4. Ignoring the Developer Experience
Bad: platform deploy --cluster prod-us-east-1 --namespace payments \
--image registry.internal/payment-api:sha-abc123 \
--replicas 3 --strategy rolling --max-surge 1
Good: platform deploySane defaults. Minimal configuration. Progressive disclosure — simple by default, powerful when needed.
Platform Team Structure
A typical platform team:
Platform Team (4-8 engineers)
├── Infrastructure (Kubernetes, cloud, networking)
├── Developer Experience (CLI, portal, templates)
├── CI/CD (pipelines, build systems)
└── Observability (monitoring, logging, alerting)What the Platform Team Does NOT Do
- Build product features
- Own application code
- Make product decisions
- Deploy services for other teams (self-service!)
The platform team builds the tools. Product teams use the tools.
Getting Started
Week 1-2: Understand the Pain
# Interview 5-10 developers
# Ask:
# - What's your biggest infrastructure pain point?
# - How long does it take to deploy?
# - What do you wish was easier?
# - What do you spend time on that feels wasteful?
Week 3-4: Build the First Thing
Pick the highest-impact, lowest-effort improvement. Common starting points:
Option A: Standardized CI/CD pipeline (reusable workflows)
Option B: Service creation template (Backstage or Cookiecutter)

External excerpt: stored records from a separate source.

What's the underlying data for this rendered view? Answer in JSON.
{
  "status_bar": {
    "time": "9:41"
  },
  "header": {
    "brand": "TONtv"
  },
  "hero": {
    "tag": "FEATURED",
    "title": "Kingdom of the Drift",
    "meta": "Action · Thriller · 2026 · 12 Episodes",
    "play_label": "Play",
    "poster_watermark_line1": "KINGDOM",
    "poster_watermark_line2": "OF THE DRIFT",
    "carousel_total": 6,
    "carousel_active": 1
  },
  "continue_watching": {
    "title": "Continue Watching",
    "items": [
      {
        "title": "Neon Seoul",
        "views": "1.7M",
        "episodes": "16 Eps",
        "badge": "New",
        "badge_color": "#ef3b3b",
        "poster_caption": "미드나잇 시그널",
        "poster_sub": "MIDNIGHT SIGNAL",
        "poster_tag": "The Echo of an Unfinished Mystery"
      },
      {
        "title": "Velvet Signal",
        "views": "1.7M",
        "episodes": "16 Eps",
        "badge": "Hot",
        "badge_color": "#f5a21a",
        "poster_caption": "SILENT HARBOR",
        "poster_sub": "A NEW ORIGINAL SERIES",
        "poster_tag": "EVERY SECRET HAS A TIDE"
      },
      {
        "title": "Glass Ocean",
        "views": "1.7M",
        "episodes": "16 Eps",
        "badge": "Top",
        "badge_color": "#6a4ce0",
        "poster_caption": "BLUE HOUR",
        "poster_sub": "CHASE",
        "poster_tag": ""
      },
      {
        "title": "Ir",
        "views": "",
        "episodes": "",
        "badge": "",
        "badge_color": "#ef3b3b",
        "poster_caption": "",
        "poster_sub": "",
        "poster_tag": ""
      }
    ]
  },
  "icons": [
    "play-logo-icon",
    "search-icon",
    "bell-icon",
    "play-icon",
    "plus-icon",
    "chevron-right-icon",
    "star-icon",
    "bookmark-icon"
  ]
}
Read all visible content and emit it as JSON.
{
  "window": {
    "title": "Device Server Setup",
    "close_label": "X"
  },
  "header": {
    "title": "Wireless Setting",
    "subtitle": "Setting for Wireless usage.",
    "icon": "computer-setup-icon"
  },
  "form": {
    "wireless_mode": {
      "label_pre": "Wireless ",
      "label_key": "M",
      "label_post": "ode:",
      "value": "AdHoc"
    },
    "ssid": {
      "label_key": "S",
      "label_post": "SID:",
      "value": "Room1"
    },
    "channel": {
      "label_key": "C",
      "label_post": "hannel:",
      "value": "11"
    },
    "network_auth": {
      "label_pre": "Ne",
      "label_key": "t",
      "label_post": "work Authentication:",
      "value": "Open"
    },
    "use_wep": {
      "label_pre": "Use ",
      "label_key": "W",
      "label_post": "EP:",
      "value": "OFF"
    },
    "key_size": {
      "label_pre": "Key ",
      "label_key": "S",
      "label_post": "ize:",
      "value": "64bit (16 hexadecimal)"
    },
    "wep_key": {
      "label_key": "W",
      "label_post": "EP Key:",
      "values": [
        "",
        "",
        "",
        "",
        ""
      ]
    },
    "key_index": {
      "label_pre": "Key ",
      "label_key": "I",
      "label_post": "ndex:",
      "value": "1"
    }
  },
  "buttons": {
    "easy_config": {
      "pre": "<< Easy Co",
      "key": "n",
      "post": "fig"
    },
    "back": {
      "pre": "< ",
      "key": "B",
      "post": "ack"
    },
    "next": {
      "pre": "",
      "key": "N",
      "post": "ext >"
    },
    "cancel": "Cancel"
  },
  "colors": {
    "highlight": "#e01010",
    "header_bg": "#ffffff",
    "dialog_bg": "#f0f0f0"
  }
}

Option C: Developer CLI for common operationsMonth 2-3: Expand
- Add monitoring to the golden path
- Create a service catalog
- Automate database provisioning
- Add security scanning to CIMonth 4+: Iterate
- Measure adoption and satisfaction
- Fix what's not working
- Add what's most requested
- Remove what nobody usesQuick Reference
| Component | Tool Options |
|---|---|
| Developer Portal | Backstage, Port, Cortex |
| CI/CD | GitHub Actions, GitLab CI, Dagger |
| Infrastructure | Terraform, Pulumi, Crossplane |
| Kubernetes | ArgoCD, Flux, Helm |
| Monitoring | Prometheus + Grafana, Datadog |
| Logging | Loki, ELK, Datadog |
| Secrets | Vault, AWS Secrets Manager, SOPS |
| Service Mesh | Istio, Linkerd, Cilium |
Summary
Platform engineering is about removing friction:
- Golden paths — Opinionated, supported ways to build and deploy
- Self-service — Developers provision what they need without tickets
- Abstractions — Hide infrastructure complexity behind simple interfaces
- Consistency — Every service gets monitoring, security, and CI/CD by default
- Measurement — Track DORA metrics, developer satisfaction, and adoption
The goal isn't to build the most sophisticated platform. It's to build the platform that makes your developers most productive. Start small, solve real pain, and iterate.